Frankie still prefers my faulty left boob to pumpkin.

Then, the day after this diagnosis, we saw Frankie’s paediatrician. I’ve mentioned in previous posts that Frankie has always been on the lighter side of the scale, and during her week at Masada, she had only put on 80g. Our MCHN was worried so I asked our paed to weigh Frankie. Turns out she had only put on 50g in the week just gone. Our paed decided that it must be my milk supply that was the problem so he prescribed me a course of Motilium – a drug designed to increase milk supply. I started taking it and three days later, Hello Mastitis! Then, a week after this weigh in, we take Frankie back to our MCHN and guess what? Frankie had put on 450g in one week – which was clearly ridiculous being an exclusively breast fed baby. So we concluded that our paed clearly thought calibrating his scales was overrated, and that Frankie’s weight gain was actually going well. And now my boobs had no idea what was going on because apparently there was no problem with milk supply. I came off the Motilium, but my boobs took a couple of weeks to get the message to stop producing so much milk. And in those couple of weeks, Mastitis decided to rear its lumpy, painful head a couple more times.

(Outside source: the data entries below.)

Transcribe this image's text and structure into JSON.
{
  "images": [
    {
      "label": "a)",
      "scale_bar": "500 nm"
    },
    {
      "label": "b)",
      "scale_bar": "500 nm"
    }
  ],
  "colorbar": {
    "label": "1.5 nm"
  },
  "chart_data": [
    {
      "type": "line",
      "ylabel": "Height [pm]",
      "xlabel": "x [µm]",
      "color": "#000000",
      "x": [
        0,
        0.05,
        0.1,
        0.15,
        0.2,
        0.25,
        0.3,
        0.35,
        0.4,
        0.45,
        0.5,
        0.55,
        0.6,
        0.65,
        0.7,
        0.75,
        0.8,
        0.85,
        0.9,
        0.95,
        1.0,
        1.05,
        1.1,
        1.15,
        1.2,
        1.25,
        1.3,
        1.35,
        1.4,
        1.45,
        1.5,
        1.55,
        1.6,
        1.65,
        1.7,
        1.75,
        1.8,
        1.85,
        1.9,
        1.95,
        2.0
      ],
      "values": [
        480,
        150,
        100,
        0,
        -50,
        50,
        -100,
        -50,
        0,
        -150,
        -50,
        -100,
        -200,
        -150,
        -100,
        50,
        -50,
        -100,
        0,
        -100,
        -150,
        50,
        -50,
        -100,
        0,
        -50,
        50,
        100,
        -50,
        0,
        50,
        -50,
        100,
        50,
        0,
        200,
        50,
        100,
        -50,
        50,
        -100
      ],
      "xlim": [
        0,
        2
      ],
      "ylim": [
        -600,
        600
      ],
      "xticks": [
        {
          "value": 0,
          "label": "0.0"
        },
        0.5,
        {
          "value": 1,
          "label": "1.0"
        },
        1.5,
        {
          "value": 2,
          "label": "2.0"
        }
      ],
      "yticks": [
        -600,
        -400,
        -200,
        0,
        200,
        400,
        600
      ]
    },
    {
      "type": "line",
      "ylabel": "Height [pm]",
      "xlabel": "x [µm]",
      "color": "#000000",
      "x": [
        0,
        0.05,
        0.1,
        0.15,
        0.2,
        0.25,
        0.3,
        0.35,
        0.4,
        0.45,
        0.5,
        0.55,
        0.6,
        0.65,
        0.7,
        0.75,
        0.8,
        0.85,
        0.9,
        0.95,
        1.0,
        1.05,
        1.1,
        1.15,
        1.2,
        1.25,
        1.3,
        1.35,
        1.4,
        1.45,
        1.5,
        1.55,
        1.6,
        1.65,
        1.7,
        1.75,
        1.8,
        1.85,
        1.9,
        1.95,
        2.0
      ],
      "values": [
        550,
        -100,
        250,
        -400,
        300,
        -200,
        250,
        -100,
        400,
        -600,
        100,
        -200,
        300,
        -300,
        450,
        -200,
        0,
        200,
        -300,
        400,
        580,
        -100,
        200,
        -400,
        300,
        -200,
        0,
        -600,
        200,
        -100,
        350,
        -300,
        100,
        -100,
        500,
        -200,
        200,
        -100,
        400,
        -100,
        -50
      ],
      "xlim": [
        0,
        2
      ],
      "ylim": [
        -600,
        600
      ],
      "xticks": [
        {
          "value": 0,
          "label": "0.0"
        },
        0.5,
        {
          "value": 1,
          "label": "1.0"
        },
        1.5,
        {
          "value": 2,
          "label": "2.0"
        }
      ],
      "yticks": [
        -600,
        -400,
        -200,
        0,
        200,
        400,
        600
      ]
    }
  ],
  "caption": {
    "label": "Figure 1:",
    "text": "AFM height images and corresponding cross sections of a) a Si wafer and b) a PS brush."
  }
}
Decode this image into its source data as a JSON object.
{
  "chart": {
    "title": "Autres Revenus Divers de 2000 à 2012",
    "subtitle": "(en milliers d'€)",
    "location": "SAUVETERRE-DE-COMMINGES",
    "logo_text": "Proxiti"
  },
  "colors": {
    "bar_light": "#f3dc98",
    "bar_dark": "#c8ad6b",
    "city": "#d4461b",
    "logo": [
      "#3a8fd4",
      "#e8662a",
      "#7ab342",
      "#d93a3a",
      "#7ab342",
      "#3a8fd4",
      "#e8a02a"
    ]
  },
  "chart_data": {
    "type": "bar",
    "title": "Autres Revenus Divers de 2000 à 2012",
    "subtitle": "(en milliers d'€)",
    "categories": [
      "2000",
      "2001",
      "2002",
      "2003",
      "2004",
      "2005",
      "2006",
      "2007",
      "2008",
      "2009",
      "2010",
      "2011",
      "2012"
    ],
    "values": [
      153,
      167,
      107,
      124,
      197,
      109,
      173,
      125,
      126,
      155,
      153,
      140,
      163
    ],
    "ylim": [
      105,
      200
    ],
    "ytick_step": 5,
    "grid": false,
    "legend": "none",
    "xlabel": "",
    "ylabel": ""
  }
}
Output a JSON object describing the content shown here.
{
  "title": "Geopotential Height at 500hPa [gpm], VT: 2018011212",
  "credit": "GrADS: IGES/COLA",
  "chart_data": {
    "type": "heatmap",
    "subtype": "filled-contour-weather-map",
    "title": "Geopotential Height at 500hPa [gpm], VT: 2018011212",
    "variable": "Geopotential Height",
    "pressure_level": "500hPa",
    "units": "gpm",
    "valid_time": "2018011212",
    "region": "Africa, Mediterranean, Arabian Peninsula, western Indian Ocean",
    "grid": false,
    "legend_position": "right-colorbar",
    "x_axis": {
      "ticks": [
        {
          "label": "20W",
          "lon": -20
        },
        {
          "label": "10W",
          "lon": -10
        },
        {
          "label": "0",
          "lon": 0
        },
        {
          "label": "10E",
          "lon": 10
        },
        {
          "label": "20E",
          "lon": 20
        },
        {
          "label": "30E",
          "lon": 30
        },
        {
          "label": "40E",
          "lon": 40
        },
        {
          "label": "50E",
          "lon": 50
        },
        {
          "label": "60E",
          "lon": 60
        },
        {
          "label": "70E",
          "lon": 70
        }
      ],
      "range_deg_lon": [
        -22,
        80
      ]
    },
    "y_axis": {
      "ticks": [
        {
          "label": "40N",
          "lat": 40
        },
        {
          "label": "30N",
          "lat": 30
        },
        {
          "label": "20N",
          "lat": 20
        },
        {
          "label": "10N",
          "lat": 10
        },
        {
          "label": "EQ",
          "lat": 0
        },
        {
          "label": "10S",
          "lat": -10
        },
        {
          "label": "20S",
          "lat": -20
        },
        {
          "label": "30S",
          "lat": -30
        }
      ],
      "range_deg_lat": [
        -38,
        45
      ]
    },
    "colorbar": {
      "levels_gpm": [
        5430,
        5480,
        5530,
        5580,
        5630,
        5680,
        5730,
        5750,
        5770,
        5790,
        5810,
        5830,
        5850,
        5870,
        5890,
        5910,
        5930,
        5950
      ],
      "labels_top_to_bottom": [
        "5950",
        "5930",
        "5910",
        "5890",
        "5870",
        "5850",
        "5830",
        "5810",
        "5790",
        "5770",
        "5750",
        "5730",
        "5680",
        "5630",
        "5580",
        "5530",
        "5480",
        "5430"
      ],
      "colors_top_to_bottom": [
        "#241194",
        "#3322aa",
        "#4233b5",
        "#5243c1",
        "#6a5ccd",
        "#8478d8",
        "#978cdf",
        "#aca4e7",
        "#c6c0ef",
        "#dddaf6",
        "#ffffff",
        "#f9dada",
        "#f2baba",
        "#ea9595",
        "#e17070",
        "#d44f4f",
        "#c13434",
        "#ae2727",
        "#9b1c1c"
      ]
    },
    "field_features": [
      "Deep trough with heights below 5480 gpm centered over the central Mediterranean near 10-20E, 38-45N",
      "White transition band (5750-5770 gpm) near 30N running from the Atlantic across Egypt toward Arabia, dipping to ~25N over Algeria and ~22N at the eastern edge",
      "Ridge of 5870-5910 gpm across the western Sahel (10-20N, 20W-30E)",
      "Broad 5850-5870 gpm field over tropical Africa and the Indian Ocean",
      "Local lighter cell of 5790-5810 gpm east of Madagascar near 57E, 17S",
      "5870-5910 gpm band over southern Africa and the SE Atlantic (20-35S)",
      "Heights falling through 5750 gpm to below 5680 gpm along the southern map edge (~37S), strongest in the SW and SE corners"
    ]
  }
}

The wonderful husband who does the middle of the night microwave heat pack runs.

The wonderful husband who does the middle of the night microwave heat pack runs.

But the good news is, I feel like I have become quite the expert in how to deal with blocked up boobs. So for any breastfeeding mums who have been unlucky enough to have problems such as mine, here are my top ten tips:

1. Apply heat before every single feed – even at 3am when the last thing you feel like doing is going to the microwave to heat up a heat pack. This helps loosen up the blocked duct and get things flowing. My husband has been brilliant at doing the middle of the night microwave run.
2. Apply cool packs after every feed. This helps reduce inflammation.
3. Take the maximum dose of Nurofen – this will also help reduce inflammation and help reduce pain too.
4. Take 4 x 1200 milligrams of Lecithin every day. You can read more about it here but a lot of people swear by it to help oil up the milk ducts.
5. If you have a massive oversupply of milk, Sage tea works wonders to get things back to normal. Just don’t take too much otherwise you could dry up your supply completely. You can read more about dosage here.
6. Get yourself some ultrasound treatment. This will help break up the blockage. Make sure you feed your bub within 30 minutes of receiving the treatment to get the full benefits from it. The physios here really know their stuff.
7. Try to position bub’s chin in the direction of the lump. This often requires some tricky and very uncomfortable positioning work – but trust me, it’s worth it.
8. Rest. Easier said than done. I found that this was the hardest thing to do. Whenever I came down with mastitis, I would try to take at least one nap during the day, but when I was “cured”, I would go back to trying to do a million things every hour and bam – I’d be back in mastitis hell.
9. Sleep on your back. Avoid tummy sleeping like the plague. Man, I miss sleeping on my tummy!
10. If all else fails, see a lactation consultant. Sue Shaw is amazing – I saw her early on in my breastfeeding days and she is not only super compassionate, but she really knows her stuff.

Have you had blocked boobs? I’d love to hear about what worked for you.